Use load testing against the target environment and agree production rate limits during implementation. For self-hosted environments, scale decisions should follow the Kubernetes, database, Redis, ingress, and observability baselines in the self-hosting prerequisites.

Related pages:

* [API reference](/docs/developer-guides/api-integration/api-reference)
* [Self-hosting prerequisites](/docs/architecture/self-hosting/prerequisites)

## SLA and operational addenda [#sla-and-operational-addenda]

The API and charts provide operational health surfaces, probes, telemetry, and monitoring endpoints, including `/health`, `/livez`, service readiness endpoints, OpenTelemetry export, blockchain monitoring health metrics, service health metrics, health snapshots, and snapshot streams.

SLA terms are not defined by the public API documentation. Treat uptime, support response times, maintenance windows, backup responsibilities, and incident processes as part of the SLA addendum or managed-service agreement for the deployment.

Related pages:

* [Blockchain monitoring](/docs/developer-guides/operations/blockchain-monitoring)
* [Self-hosting prerequisites](/docs/architecture/self-hosting/prerequisites)

## Recommended off-chain ledger pattern [#recommended-off-chain-ledger-pattern]

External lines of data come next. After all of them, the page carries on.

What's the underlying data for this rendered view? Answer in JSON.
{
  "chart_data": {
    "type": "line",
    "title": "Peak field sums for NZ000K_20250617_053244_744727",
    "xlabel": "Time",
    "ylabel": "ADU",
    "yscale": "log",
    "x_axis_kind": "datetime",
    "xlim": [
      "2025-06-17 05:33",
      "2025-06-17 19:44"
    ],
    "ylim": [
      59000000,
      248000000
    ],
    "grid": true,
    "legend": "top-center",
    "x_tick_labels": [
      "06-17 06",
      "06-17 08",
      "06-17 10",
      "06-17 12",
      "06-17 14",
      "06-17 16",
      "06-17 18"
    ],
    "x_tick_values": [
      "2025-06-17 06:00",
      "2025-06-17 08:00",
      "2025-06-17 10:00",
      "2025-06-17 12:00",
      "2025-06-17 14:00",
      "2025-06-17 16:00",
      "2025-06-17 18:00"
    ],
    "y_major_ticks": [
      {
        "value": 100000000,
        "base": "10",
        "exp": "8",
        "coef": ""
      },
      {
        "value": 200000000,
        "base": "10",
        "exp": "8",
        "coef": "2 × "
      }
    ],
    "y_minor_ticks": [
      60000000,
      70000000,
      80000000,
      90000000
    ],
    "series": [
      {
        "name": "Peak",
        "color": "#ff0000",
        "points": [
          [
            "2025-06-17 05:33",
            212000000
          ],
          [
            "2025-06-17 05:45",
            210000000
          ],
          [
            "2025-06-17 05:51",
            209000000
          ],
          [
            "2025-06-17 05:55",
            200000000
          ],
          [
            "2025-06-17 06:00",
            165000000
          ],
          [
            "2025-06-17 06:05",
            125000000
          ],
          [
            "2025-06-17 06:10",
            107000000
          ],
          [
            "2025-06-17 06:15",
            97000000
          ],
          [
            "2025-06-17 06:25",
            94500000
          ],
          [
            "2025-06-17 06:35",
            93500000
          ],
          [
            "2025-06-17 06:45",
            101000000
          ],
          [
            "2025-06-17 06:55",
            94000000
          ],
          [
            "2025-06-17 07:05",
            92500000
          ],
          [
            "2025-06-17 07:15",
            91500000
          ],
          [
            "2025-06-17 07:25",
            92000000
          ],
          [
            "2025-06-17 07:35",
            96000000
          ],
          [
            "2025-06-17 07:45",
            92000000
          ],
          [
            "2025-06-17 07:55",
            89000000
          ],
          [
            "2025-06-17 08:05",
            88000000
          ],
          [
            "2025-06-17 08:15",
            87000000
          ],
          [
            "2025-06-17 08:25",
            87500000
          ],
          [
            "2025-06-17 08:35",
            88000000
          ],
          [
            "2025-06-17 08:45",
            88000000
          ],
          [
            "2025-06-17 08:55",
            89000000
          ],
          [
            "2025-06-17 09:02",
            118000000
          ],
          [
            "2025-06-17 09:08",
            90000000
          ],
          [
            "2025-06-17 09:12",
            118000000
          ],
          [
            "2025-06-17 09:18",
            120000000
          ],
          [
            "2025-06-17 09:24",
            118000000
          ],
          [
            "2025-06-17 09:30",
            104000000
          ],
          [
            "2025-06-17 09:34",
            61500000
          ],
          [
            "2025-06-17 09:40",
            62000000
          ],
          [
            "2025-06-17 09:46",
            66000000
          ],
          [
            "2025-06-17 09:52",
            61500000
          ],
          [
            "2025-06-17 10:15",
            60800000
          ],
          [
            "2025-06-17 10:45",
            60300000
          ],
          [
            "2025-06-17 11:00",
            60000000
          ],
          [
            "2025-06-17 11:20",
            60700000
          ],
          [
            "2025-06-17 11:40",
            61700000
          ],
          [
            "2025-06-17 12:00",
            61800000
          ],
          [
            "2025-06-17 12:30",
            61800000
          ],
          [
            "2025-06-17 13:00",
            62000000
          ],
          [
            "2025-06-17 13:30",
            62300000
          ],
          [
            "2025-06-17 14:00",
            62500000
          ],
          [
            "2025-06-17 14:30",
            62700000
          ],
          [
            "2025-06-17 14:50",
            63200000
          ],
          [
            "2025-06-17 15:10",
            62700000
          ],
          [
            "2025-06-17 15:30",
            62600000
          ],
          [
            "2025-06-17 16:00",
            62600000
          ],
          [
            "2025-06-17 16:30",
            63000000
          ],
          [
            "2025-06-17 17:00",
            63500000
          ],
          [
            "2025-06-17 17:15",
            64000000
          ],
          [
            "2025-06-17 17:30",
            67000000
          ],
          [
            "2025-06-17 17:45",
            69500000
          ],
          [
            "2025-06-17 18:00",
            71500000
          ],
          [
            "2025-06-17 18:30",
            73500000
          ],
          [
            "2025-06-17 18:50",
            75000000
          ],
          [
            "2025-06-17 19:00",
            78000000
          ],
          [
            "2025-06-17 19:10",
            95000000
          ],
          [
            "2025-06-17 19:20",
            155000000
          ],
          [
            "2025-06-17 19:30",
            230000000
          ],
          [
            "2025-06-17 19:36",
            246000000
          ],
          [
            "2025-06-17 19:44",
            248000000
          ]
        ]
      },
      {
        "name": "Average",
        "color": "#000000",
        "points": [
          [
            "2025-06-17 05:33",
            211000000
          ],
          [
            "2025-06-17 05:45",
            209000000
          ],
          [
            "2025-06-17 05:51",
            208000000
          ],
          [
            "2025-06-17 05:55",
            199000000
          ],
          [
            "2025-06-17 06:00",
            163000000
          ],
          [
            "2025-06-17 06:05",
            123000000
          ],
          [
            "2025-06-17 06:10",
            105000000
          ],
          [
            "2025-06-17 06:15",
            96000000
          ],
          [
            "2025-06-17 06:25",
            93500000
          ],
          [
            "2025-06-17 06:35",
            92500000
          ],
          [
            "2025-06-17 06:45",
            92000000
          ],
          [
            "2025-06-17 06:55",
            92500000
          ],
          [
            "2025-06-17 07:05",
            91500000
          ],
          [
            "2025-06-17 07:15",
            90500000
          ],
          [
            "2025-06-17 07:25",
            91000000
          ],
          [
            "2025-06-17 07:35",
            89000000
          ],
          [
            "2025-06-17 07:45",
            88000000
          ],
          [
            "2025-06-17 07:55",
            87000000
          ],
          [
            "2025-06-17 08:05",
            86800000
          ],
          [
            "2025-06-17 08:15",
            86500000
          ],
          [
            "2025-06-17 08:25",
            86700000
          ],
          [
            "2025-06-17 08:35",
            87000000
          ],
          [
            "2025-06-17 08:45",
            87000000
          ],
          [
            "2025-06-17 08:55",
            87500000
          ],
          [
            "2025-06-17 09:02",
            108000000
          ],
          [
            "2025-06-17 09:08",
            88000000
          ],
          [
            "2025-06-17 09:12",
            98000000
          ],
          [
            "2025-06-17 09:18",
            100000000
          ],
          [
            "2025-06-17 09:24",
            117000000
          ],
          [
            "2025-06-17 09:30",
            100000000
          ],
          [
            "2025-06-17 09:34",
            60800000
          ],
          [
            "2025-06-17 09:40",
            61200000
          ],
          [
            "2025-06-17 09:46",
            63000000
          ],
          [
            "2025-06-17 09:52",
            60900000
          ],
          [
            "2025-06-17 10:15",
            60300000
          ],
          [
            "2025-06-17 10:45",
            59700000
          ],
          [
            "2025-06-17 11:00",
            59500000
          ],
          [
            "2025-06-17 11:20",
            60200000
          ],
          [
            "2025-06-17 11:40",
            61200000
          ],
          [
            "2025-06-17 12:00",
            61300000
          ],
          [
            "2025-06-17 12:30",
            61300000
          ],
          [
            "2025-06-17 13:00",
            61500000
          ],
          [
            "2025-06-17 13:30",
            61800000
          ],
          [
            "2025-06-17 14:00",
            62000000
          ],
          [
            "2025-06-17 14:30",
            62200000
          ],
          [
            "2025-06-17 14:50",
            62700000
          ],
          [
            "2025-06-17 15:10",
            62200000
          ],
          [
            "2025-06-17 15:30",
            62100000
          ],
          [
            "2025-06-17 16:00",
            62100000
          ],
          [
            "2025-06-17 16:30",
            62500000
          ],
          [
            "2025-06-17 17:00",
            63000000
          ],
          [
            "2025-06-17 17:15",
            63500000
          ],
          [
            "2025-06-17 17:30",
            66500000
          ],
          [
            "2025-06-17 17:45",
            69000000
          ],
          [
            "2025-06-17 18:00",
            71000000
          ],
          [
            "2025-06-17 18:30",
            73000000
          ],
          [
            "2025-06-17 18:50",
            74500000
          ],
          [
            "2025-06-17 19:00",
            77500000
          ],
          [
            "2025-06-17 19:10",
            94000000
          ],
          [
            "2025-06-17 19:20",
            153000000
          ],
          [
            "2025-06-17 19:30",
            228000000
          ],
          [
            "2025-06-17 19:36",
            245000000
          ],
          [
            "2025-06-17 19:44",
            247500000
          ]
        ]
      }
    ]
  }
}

Use an append-only mirror in the integrating system. Store enough identifiers to make ingestion idempotent and auditable:

* token contract address
* event identifier
* event name
* block number
* block timestamp
* transaction hash
* sender address
* account or wallet address
* amount and value fields
* ingestion timestamp
* source API timestamp window and replay checkpoint

Rebuild the mirror from the token events collection when needed, and use holder reads for current balance reconciliation. Do not treat the mirror as the source of truth for token ownership. DALP and the chain remain the authoritative execution layer.